O dono da maior empresa de marketing
do mundo diz que ninguém enriquece
sem muito trabalho e que qualidade
de vida é uma bobagem

Gabriela Carelli

 
Raul Junior

"Os brasileiros são muito bons, muito criativos. O problema é que sofrem de falta de auto-estima"

O inglês Martin Sorrell, de 57 anos, tornou-se uma lenda no mundo dos negócios. Em 1985, aos 40 anos, largou o emprego no setor financeiro de uma agência de publicidade para comprar a WPP, uma empresa de cestas de supermercado. Funcionava numa saleta apertada no centro de Londres e tinha dois empregados. Dezesseis anos depois, Sorrell viu-se dono de um império na área da propaganda. A WPP é hoje a maior empresa de marketing do mundo. Ele tem 45 agências de publicidade – entre as quais a Ogilvy, a J.W. Thompson e a Young & Rubicam, que estão entre as maiores do Brasil e do mundo –, mais 35 empresas de marketing e pesquisa, com faturamento anual de 70 bilhões de dólares. Nos 1 400 escritórios espalhados por 103 países trabalham 67 000 funcionários. Sorrell é membro da diretoria da Nasdaq e diretor da London Business School e, há dois anos, recebeu o título de sir. Seu estilo de trabalhar causa polêmica. Odeia funcionários competitivos, premia quem trabalha em equipe e diz que o stress é essencial para quem deseja ficar rico. "Se você quiser vencer, esqueça a qualidade de vida", diz. Ele esteve recentemente no Brasil para sondar a possibilidade de comprar agências de publicidade por aqui. Sorrell concedeu a seguinte entrevista a VEJA.

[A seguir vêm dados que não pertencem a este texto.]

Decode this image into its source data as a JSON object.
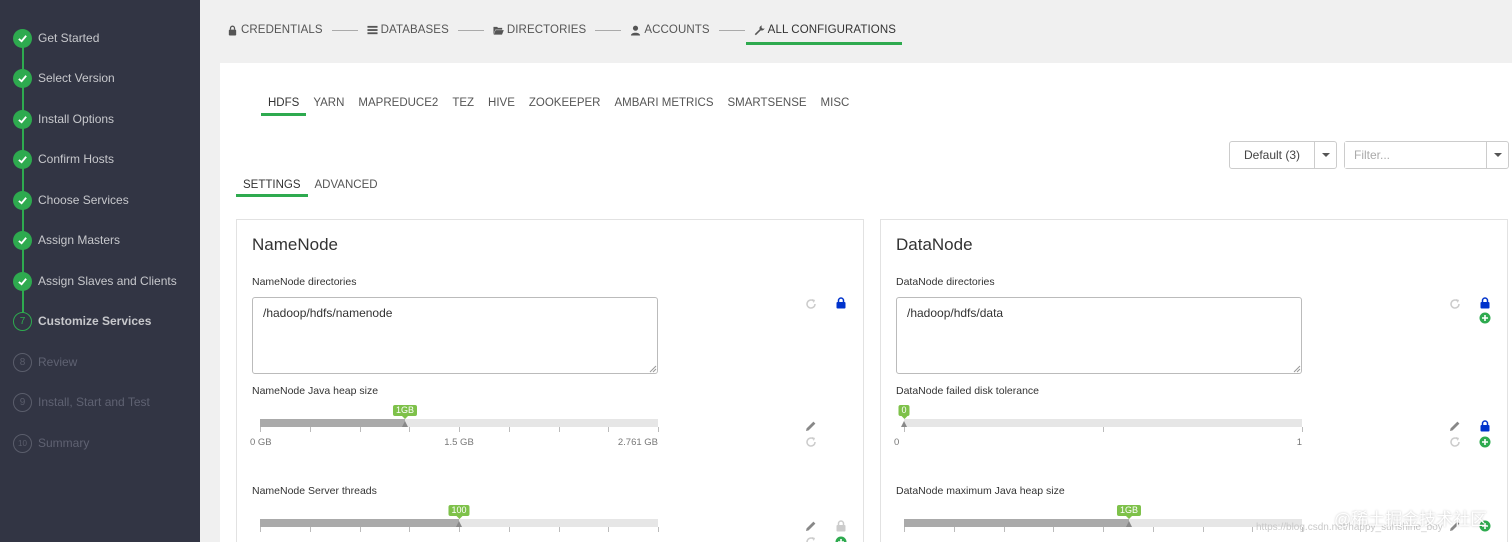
{
  "sidebar": {
    "steps": [
      {
        "label": "Get Started",
        "status": "done"
      },
      {
        "label": "Select Version",
        "status": "done"
      },
      {
        "label": "Install Options",
        "status": "done"
      },
      {
        "label": "Confirm Hosts",
        "status": "done"
      },
      {
        "label": "Choose Services",
        "status": "done"
      },
      {
        "label": "Assign Masters",
        "status": "done"
      },
      {
        "label": "Assign Slaves and Clients",
        "status": "done"
      },
      {
        "label": "Customize Services",
        "status": "current",
        "number": "7"
      },
      {
        "label": "Review",
        "status": "todo",
        "number": "8"
      },
      {
        "label": "Install, Start and Test",
        "status": "todo",
        "number": "9"
      },
      {
        "label": "Summary",
        "status": "todo",
        "number": "10"
      }
    ]
  },
  "topnav": {
    "items": [
      {
        "label": "CREDENTIALS",
        "icon": "lock-icon"
      },
      {
        "label": "DATABASES",
        "icon": "list-icon"
      },
      {
        "label": "DIRECTORIES",
        "icon": "folder-open-icon"
      },
      {
        "label": "ACCOUNTS",
        "icon": "user-icon"
      },
      {
        "label": "ALL CONFIGURATIONS",
        "icon": "wrench-icon",
        "active": true
      }
    ]
  },
  "service_tabs": [
    "HDFS",
    "YARN",
    "MAPREDUCE2",
    "TEZ",
    "HIVE",
    "ZOOKEEPER",
    "AMBARI METRICS",
    "SMARTSENSE",
    "MISC"
  ],
  "config_group": {
    "selected": "Default (3)"
  },
  "filter": {
    "placeholder": "Filter..."
  },
  "sub_tabs": [
    "SETTINGS",
    "ADVANCED"
  ],
  "namenode": {
    "title": "NameNode",
    "directories_label": "NameNode directories",
    "directories_value": "/hadoop/hdfs/namenode",
    "heap_label": "NameNode Java heap size",
    "heap_value": "1GB",
    "heap_fraction": 0.365,
    "heap_ticks": [
      "0 GB",
      "1.5 GB",
      "2.761 GB"
    ],
    "threads_label": "NameNode Server threads",
    "threads_value": "100",
    "threads_fraction": 0.5
  },
  "datanode": {
    "title": "DataNode",
    "directories_label": "DataNode directories",
    "directories_value": "/hadoop/hdfs/data",
    "disk_label": "DataNode failed disk tolerance",
    "disk_value": "0",
    "disk_fraction": 0.0,
    "disk_ticks": [
      "0",
      "1"
    ],
    "heap_label": "DataNode maximum Java heap size",
    "heap_value": "1GB",
    "heap_fraction": 0.565
  },
  "watermark": {
    "text": "@稀土掘金技术社区",
    "url": "https://blog.csdn.net/happy_sunshine_boy"
  },
  "colors": {
    "sidebar_bg": "#323544",
    "accent": "#2eaa4f",
    "slider_bubble": "#7ec14a",
    "lock_blue": "#0033cc"
  }
}
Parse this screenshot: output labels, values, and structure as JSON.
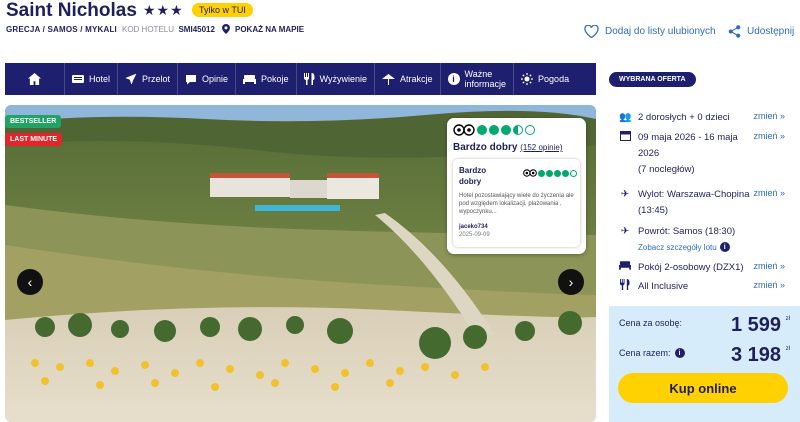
{
  "hotel": {
    "name": "Saint Nicholas",
    "stars": "★★★",
    "badge": "Tylko w TUI",
    "breadcrumb": "GRECJA / SAMOS / MYKALI",
    "code_label": "KOD HOTELU",
    "code_value": "SMI45012",
    "map_link": "POKAŻ NA MAPIE"
  },
  "actions": {
    "favorite": "Dodaj do listy ulubionych",
    "share": "Udostępnij"
  },
  "nav": {
    "items": [
      {
        "label": "Hotel",
        "icon": "hotel-icon"
      },
      {
        "label": "Przelot",
        "icon": "plane-icon"
      },
      {
        "label": "Opinie",
        "icon": "comment-icon"
      },
      {
        "label": "Pokoje",
        "icon": "bed-icon"
      },
      {
        "label": "Wyżywienie",
        "icon": "cutlery-icon"
      },
      {
        "label": "Atrakcje",
        "icon": "attractions-icon"
      },
      {
        "label_line1": "Ważne",
        "label_line2": "informacje",
        "icon": "info-icon"
      },
      {
        "label": "Pogoda",
        "icon": "sun-icon"
      }
    ]
  },
  "gallery": {
    "badge_bestseller": "BESTSELLER",
    "badge_lastminute": "LAST MINUTE"
  },
  "review": {
    "score_dots": 3.5,
    "title": "Bardzo dobry",
    "count": "(152 opinie)",
    "card": {
      "rating_label": "Bardzo dobry",
      "rating_dots": 4,
      "text": "Hotel pozostawiający wiele do życzenia ale pod względem lokalizacji, plażowania , wypoczynku...",
      "author": "jaceko734",
      "date": "2025-09-09"
    }
  },
  "offer": {
    "header": "WYBRANA OFERTA",
    "change": "zmień »",
    "guests": "2 dorosłych + 0 dzieci",
    "dates_line1": "09 maja 2026 - 16 maja",
    "dates_line2": "2026",
    "nights": "(7 nocległów)",
    "departure_line1": "Wylot: Warszawa-Chopina",
    "departure_line2": "(13:45)",
    "return": "Powrót: Samos (18:30)",
    "flight_details": "Zobacz szczegóły lotu",
    "room": "Pokój 2-osobowy (DZX1)",
    "board": "All Inclusive",
    "price_per_person_label": "Cena za osobę:",
    "price_per_person": "1 599",
    "price_total_label": "Cena razem:",
    "price_total": "3 198",
    "currency": "zł",
    "buy_button": "Kup online"
  },
  "colors": {
    "navy": "#1f1f6f",
    "yellow": "#ffd100",
    "link": "#2d6cc0",
    "price_bg": "#d6ecfb",
    "ta_green": "#00aa6c"
  }
}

Veja – Qual é a chave do sucesso?
Sorrell – Há dois pontos essenciais para crescer hoje em dia. Primeiro, ser criativo na execução. Os administradores atuais precisam ter imaginação, não importa qual seja o negócio. Todos os setores estão mais competitivos e os clientes, mais exigentes. As grandes indústrias produzem mais do que deveriam. A automobilística fabrica anualmente 70 milhões de carros para 50 milhões de consumidores. Quem não tem criatividade para conquistar o cliente está morto. Segundo, é preciso saber como fazer, planejar e dedicar o maior tempo possível ao negócio. Se quiser vencer, seja uma mãe para sua empresa. Quem trabalha oito horas por dia nunca vai ficar rico.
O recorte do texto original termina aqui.